Proposition 4: "The sanctification of the Christian is the work of the Holy Trinity in which the reconciled sinner is renewed for the active life of holy fellowship with God. Grounded in the electing, reconciling and perfecting work of Father, Son and Spirit, the active life of holy fellowship is the work of faith, which is at every moment characterized by mortification and vivification, and which is actual as freedom, obedience and love" (78-79).
a) "Work of the Holy Trinity" - Christian life is not self-generated or sustained, but originates from election, made concrete in Christ's life, and made mine (made active within me) by the indwelling Spirit.
b) "Fellowship is the work of faith" - Because holiness is alien, it is possessed through faith. Not just justification, but sanctification is sola fide. That is, both are worked by God and not by me.
c) "Mortification and vivification" - The basic pattern of Christian faith is the displacement of sin by holiness. Per Calvin: obedience to Scripture and deference to the Spirit.
d) "Freedom, obedience and love" - Summaries of how faith acts.
d.i) Freedom: liberty is not "unformed and unconstrained self-actualization" (92-93) but purposive, and therefore structured by God's law. In Christ, we are freed from self-destruction to be what God has made us to be.
d.ii) Obedience: law is imperative, but imperative built upon indicative. It describes what Christian life looks like (ideally), serving as our teacher.
d.iii) Love: faith reflects God's holiness through our dependent holiness, especially in an attitude of attention to our obligations to others, that we are not independent or autonomous.

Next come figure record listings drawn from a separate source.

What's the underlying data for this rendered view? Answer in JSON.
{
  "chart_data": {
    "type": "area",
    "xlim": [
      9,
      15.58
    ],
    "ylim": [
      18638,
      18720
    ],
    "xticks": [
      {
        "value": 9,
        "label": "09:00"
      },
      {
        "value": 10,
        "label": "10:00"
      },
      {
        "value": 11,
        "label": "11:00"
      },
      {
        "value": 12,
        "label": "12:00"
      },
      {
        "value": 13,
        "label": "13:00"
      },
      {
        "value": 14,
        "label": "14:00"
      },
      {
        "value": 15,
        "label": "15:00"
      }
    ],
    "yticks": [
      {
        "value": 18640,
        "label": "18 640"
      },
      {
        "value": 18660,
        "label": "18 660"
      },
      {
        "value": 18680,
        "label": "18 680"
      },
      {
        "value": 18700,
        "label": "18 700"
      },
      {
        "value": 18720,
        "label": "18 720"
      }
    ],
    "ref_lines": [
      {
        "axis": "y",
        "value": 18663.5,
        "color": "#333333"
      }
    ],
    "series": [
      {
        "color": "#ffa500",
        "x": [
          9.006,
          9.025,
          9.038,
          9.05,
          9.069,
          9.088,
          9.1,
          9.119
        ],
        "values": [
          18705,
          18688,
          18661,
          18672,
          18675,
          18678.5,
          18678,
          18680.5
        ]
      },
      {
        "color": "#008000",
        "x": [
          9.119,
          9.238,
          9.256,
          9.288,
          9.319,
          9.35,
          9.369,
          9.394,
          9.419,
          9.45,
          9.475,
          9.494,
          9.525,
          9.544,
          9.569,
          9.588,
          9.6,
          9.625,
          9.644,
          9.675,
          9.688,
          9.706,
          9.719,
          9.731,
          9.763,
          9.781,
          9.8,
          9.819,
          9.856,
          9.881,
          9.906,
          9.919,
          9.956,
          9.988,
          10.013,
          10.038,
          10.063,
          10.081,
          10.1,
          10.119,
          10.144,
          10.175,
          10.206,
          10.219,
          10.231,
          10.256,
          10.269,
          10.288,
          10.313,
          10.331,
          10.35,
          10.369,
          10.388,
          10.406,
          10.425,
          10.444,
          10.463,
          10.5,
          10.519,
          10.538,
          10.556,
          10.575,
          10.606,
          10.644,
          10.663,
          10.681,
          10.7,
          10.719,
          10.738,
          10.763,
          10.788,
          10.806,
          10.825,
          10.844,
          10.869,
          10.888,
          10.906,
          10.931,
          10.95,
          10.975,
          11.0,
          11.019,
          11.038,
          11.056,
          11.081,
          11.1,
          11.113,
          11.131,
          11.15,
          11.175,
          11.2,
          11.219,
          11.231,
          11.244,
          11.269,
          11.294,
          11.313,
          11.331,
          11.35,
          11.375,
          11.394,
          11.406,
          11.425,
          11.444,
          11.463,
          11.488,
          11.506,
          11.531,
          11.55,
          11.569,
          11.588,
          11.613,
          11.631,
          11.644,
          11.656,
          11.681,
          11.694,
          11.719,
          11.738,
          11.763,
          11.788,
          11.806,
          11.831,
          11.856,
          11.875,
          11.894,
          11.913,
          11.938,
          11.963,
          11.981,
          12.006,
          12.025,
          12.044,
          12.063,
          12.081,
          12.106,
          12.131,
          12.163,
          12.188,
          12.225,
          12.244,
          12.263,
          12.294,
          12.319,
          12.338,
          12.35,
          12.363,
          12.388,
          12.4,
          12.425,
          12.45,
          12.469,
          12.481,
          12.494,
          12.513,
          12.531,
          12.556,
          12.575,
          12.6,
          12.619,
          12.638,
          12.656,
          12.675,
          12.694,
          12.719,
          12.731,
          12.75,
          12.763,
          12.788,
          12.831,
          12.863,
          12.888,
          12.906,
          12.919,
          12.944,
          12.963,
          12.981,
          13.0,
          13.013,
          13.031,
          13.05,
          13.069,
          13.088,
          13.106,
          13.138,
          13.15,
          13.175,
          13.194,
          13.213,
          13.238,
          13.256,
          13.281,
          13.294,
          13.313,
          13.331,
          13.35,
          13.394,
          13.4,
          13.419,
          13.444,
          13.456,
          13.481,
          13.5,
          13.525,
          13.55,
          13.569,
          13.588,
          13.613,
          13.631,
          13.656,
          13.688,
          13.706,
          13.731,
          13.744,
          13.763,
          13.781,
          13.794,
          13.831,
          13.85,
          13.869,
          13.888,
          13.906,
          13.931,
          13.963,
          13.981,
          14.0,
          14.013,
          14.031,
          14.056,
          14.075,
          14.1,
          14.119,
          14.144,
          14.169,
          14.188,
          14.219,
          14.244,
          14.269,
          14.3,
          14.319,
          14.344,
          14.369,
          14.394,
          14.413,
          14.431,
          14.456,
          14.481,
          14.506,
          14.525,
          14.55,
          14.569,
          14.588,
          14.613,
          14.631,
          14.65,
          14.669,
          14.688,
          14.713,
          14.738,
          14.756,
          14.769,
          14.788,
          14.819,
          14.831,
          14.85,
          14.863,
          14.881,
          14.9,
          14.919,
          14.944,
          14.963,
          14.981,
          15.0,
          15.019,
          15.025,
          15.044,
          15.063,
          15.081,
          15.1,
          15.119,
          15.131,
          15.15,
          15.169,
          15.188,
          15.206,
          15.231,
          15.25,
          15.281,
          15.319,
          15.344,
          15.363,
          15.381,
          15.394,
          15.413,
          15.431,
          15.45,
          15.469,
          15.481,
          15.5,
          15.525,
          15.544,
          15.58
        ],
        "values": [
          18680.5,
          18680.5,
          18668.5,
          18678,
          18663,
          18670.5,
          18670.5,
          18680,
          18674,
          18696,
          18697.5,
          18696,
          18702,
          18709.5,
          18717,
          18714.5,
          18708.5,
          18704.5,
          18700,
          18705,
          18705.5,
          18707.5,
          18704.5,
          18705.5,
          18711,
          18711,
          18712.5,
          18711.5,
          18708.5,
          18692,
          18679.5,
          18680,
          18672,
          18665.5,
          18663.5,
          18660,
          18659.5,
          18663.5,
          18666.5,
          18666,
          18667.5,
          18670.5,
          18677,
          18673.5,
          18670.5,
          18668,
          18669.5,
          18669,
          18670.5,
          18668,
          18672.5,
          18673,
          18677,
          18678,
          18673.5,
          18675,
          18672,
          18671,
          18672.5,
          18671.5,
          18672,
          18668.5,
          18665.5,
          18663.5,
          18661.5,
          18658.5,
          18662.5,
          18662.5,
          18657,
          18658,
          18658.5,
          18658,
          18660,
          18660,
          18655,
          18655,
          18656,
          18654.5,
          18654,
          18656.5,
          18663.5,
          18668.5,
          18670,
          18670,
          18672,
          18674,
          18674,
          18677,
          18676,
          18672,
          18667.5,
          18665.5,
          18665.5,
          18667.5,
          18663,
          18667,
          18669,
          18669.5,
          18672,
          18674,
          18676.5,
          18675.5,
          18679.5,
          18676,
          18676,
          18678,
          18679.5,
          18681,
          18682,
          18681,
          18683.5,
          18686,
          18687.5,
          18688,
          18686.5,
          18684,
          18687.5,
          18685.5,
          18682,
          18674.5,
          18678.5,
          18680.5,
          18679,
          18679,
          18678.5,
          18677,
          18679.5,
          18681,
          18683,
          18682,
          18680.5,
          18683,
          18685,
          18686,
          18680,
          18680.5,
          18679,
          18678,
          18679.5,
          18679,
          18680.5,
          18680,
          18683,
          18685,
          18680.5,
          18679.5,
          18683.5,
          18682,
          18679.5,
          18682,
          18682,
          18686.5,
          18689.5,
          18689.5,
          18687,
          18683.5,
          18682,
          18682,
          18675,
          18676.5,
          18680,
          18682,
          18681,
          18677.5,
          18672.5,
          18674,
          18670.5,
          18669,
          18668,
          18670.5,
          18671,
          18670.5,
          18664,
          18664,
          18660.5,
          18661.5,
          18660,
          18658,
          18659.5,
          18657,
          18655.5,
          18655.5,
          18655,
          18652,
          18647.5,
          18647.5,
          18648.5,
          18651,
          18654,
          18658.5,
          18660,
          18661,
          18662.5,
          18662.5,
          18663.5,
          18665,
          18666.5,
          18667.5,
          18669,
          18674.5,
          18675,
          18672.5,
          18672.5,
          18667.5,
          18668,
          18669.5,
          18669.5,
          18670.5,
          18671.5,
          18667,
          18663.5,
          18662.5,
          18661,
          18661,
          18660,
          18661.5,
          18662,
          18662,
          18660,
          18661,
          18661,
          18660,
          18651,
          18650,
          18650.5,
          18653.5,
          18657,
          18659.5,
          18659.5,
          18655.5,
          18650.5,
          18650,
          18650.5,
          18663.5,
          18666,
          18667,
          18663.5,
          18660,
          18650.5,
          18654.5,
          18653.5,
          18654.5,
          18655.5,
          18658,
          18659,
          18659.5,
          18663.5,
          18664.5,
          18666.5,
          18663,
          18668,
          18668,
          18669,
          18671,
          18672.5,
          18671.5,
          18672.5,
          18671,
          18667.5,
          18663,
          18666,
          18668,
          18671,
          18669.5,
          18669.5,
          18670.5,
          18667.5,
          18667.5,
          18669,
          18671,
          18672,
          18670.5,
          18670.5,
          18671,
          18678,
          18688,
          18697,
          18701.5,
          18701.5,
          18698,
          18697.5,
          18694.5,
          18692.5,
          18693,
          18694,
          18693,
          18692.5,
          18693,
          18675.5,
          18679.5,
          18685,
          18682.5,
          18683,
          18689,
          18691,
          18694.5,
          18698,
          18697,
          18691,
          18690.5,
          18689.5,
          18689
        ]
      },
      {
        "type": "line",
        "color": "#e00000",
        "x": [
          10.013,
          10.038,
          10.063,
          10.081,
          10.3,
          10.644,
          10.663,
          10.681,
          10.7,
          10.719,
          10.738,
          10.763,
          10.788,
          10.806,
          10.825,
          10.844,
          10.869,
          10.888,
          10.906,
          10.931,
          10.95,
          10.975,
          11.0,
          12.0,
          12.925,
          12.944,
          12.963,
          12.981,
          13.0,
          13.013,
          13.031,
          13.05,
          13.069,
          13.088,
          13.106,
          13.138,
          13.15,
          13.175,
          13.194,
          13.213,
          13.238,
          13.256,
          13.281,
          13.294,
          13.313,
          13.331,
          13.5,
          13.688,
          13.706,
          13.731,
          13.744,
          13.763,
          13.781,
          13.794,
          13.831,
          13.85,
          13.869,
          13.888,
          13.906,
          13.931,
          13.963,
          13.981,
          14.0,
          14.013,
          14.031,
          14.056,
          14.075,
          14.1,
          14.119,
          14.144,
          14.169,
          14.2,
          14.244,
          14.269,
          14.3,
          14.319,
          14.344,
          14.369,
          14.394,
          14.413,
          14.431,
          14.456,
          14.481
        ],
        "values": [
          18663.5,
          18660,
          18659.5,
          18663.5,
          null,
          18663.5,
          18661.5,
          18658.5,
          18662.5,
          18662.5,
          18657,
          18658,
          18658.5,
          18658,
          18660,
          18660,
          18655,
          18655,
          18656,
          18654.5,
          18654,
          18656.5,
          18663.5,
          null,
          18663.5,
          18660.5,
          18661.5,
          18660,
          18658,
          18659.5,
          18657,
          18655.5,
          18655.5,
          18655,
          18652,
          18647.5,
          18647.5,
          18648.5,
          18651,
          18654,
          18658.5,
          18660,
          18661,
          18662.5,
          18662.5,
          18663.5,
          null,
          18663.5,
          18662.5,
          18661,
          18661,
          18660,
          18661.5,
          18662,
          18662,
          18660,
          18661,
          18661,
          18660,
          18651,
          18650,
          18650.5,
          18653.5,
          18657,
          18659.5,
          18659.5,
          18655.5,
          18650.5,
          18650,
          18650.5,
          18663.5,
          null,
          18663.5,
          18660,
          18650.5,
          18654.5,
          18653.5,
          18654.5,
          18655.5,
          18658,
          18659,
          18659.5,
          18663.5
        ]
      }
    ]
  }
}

Webster's conclusion: Foucault is evil, so read Scripture instead. Modern culture tends towards an unholy voluntarism in its conception of humanity.

Some thoughts:
This is a really good (and quite short) book. It is also pretty deep, and sometimes you don't immediately understand what Webster is getting at. So it takes longer to read than you think, and contains plenty of benefits for multiple readings.

One particular advantage: Webster is concrete. He not only talks about theological method, but then he actually applies it to a specific topic: holiness. One of the best lines of the WCF is about repenting from "particular sins particularly" rather than a "general repentance." The same sentiment is throughout Webster: particularity trumps abstraction.

An ambiguity: "identity." Webster makes several statements which are concerning such as "God enacts his identity," but does so alongside the most unapologetic affirmations of traditional doctrines of aseity, simplicity, and divine perfection. To avoid misunderstanding him, we need to understand what he means by "identity." There are two senses to the word: an internal sense, and a functional sense. The internal sense of identity is who someone is. God's identity in the internal sense is his immutable perfection. The functional sense is a description which helps others to "identify" that person. He is "this one," or "the one who ..." instead of "that one." So it is a matter of pointing rather than a matter of substance. Webster often uses "God's identity" in this latter sense, because of his close attention to the fact that God is revealed in his works. Who is God? He is the one who saved us from our sins. That doesn't mean that "the one who saved us from our sins" is part of God's "substance" - rather, it is the action he has done, by which we know him and can identify him. Understanding Webster's usage of the word "identity" is key to understanding most of what I would call the problematic/concerning statements in the book. So understood, they cease to be problematic and concerning, and are merely somewhat unhelpful ways of phrasing the issue, but still definitively maintaining orthodox doctrine.

Overall: I highly recommend this one as well. It is short, and a constant pointer to Scripture. It directs us away from ourselves (and from idolatry) and to God. The conclusion with the brief discourse on modern culture is also fantastic.